6 reasons startups should consider selling to small businesses, not big enterprises

6 reasons startups should consider selling to small businesses, not big enterprises

Original post by Andrew Gazdecki via VB

Andrew Gazdecki is the founder and CEO of Bizness Apps, a do-it-yourself mobile app & mobile website platform for small businesses, and Bizness CRM, a CRM platform designed to make selling to small businesses easy.

With all the buzz these days about how sexy and cool the enterprise has become, there is a segment of business customers that startups are overlooking: small businesses. Small businesses tend to have far less capital than large enterprises, but as customers, they offer startups a number of advantages that make them ideal customers to focus on.

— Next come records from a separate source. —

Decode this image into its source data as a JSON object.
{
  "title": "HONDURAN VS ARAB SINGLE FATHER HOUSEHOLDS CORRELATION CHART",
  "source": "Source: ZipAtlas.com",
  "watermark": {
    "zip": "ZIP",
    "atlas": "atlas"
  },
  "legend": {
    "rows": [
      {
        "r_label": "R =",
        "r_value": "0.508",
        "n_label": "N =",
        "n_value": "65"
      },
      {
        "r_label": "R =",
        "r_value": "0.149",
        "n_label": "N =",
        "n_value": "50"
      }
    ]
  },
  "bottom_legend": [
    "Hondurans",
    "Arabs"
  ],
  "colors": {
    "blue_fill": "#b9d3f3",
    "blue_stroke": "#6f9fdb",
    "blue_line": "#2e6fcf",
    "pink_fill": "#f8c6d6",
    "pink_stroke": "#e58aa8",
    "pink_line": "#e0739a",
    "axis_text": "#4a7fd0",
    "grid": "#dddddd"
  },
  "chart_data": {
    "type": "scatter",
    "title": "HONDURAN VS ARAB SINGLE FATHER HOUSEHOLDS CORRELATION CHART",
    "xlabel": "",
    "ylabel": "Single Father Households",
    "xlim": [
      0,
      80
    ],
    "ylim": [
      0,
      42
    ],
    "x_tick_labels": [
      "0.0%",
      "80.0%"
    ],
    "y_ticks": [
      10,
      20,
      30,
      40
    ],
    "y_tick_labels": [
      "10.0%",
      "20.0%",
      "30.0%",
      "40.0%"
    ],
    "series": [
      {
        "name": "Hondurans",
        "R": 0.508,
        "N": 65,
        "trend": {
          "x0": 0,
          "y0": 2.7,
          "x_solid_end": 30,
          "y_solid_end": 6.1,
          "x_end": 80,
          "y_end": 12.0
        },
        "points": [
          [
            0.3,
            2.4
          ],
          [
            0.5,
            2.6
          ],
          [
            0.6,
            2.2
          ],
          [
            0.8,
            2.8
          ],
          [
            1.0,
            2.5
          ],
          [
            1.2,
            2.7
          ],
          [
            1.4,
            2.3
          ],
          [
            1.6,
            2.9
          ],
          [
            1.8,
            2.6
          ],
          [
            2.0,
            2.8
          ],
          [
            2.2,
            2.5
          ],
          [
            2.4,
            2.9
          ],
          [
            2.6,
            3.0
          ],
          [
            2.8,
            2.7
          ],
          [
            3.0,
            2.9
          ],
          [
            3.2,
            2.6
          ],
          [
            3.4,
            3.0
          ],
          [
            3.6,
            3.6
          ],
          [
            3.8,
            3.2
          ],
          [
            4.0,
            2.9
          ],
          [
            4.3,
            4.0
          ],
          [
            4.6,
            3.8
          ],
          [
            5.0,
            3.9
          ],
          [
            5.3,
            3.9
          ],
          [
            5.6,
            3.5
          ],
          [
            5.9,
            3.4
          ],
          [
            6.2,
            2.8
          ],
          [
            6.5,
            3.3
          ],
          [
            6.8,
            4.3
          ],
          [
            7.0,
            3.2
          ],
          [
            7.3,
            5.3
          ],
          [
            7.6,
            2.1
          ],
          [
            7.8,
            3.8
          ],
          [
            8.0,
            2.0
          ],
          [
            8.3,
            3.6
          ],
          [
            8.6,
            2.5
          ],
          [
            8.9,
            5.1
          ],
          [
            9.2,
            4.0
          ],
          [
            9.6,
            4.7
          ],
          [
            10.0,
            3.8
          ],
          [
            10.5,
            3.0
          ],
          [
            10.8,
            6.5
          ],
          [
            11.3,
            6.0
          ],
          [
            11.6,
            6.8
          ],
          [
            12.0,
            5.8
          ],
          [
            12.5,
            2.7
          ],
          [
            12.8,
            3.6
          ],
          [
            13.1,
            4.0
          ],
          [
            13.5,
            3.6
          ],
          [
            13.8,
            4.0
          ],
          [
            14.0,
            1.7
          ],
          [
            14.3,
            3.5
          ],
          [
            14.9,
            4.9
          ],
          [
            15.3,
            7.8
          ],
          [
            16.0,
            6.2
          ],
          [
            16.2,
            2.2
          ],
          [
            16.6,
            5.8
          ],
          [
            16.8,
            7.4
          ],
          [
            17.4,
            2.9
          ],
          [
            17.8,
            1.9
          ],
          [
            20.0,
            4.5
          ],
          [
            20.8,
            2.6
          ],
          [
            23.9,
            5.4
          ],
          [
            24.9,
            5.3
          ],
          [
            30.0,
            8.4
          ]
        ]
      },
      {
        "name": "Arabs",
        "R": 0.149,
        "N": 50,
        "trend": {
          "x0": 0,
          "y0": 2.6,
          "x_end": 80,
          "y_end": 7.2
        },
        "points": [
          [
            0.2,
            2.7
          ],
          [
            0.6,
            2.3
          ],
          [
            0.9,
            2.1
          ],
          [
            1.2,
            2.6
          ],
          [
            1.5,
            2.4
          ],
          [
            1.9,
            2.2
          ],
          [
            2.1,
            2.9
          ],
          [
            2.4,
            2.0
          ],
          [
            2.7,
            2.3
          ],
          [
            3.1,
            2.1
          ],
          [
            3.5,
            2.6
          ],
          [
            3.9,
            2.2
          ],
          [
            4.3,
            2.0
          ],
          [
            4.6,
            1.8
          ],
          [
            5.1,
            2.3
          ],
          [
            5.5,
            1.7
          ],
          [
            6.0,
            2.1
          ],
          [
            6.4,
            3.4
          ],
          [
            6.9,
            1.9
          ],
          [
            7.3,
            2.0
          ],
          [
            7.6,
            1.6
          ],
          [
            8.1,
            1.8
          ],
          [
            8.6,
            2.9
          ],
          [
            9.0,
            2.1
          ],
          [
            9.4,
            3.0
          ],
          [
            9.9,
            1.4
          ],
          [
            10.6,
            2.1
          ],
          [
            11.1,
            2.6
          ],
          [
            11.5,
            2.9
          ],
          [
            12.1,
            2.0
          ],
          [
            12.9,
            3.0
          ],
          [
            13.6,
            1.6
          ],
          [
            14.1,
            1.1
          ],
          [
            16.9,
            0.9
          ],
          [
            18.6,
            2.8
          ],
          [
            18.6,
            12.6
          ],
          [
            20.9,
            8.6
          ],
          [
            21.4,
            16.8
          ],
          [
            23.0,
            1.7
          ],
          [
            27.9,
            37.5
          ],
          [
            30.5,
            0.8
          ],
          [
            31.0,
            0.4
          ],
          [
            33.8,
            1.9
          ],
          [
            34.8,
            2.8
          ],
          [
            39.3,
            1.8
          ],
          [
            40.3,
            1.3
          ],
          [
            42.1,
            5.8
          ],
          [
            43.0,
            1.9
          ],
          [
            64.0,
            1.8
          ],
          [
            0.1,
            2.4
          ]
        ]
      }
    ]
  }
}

However, selling to a small business is nothing like selling to a large corporation. The interests of your target are often quite different from one context to the next. If your business is built to serve them, you will need a sales approach that is designed to address their main concerns head-on.

Below are some of the advantages that make small businesses such desirable customers to have:

1. The market is massive

In the U.S. alone, there are over 5 million businesses with fewer than 100 employees. For startups looking for a global reach, the worldwide number of small businesses is far greater than the number of big companies.
The number of big companies in the U.S. with over 1,000 employees is around 10,000, and the worldwide number is correspondingly small. Accordingly, chasing the small business market enables a startup to address an audience that is orders of magnitude larger than the enterprise audience.